CVE-2025-9163 is a stored Cross-Site Scripting (XSS) vulnerability classified under CWE-79, found in the Houzez WordPress theme developed by favethemes. The vulnerability exists in all versions up to and including 4.1.6 and is due to improper neutralization of input during web page generation. Specifically, the functions houzez_property_img_upload() and houzez_property_attachment_upload() fail to adequately sanitize and escape SVG file uploads. SVG files can contain embedded scripts, and because these files are not properly sanitized, an attacker can upload a crafted SVG file containing malicious JavaScript. When any user visits a page displaying the uploaded SVG, the malicious script executes in their browser context. This can lead to session hijacking, credential theft, or unauthorized actions performed on behalf of the user. The vulnerability is remotely exploitable without authentication, requiring only that the attacker upload a malicious SVG and that a user views the affected page, thus involving user interaction. The CVSS v3.1 base score is 6.1, reflecting medium severity with network attack vector, low attack complexity, no privileges required, but user interaction needed, and a scope change due to impact on other components beyond the vulnerable code. No patches or official fixes are currently published, and no known exploits have been observed in the wild. The vulnerability highlights the risks of allowing SVG uploads without strict validation and the importance of output encoding to prevent XSS in web applications.

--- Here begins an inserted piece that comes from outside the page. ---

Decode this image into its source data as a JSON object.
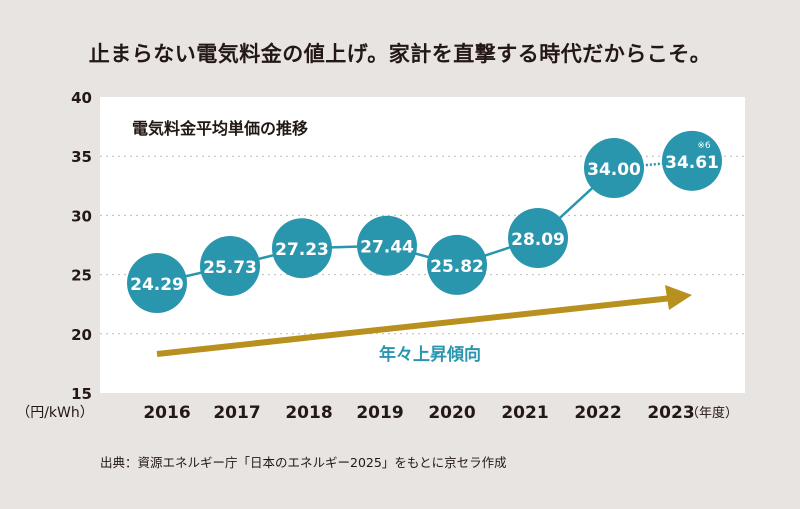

For European organizations, particularly those in the real estate sector using the Houzez WordPress theme, this vulnerability poses a significant risk to user confidentiality and data integrity. Attackers can steal session cookies or credentials, leading to account compromise or unauthorized access to sensitive information. This can result in reputational damage, loss of customer trust, and potential regulatory penalties under GDPR if personal data is exposed. The vulnerability does not directly affect availability but can facilitate further attacks that may disrupt services. Since the attack requires user interaction, phishing or social engineering could be leveraged to increase exploitation success. The widespread use of WordPress and the popularity of the Houzez theme in real estate markets across Europe amplify the potential impact. Organizations may face targeted attacks aiming to exploit this vulnerability to gain footholds in their web infrastructure or to defraud customers.

1. Immediately restrict or disable SVG file uploads in the Houzez theme until a patch is available. 2. Implement strict server-side validation and sanitization of SVG files, removing any embedded scripts or potentially dangerous elements before upload acceptance. 3. Apply output encoding and escaping on all user-supplied content, especially files rendered on web pages. 4. Deploy Content Security Policy (CSP) headers to restrict script execution sources and mitigate the impact of any injected scripts. 5. Monitor web server logs for unusual upload activity or access patterns related to SVG files. 6. Educate users and administrators about the risks of XSS and encourage cautious behavior when interacting with uploaded content. 7. Once the vendor releases a patch or update, prioritize upgrading the Houzez theme to the fixed version. 8. Consider using Web Application Firewalls (WAFs) with rules to detect and block malicious SVG payloads. 9. Regularly audit and review third-party plugins and themes for vulnerabilities and maintain an inventory of web assets to quickly respond to emerging threats.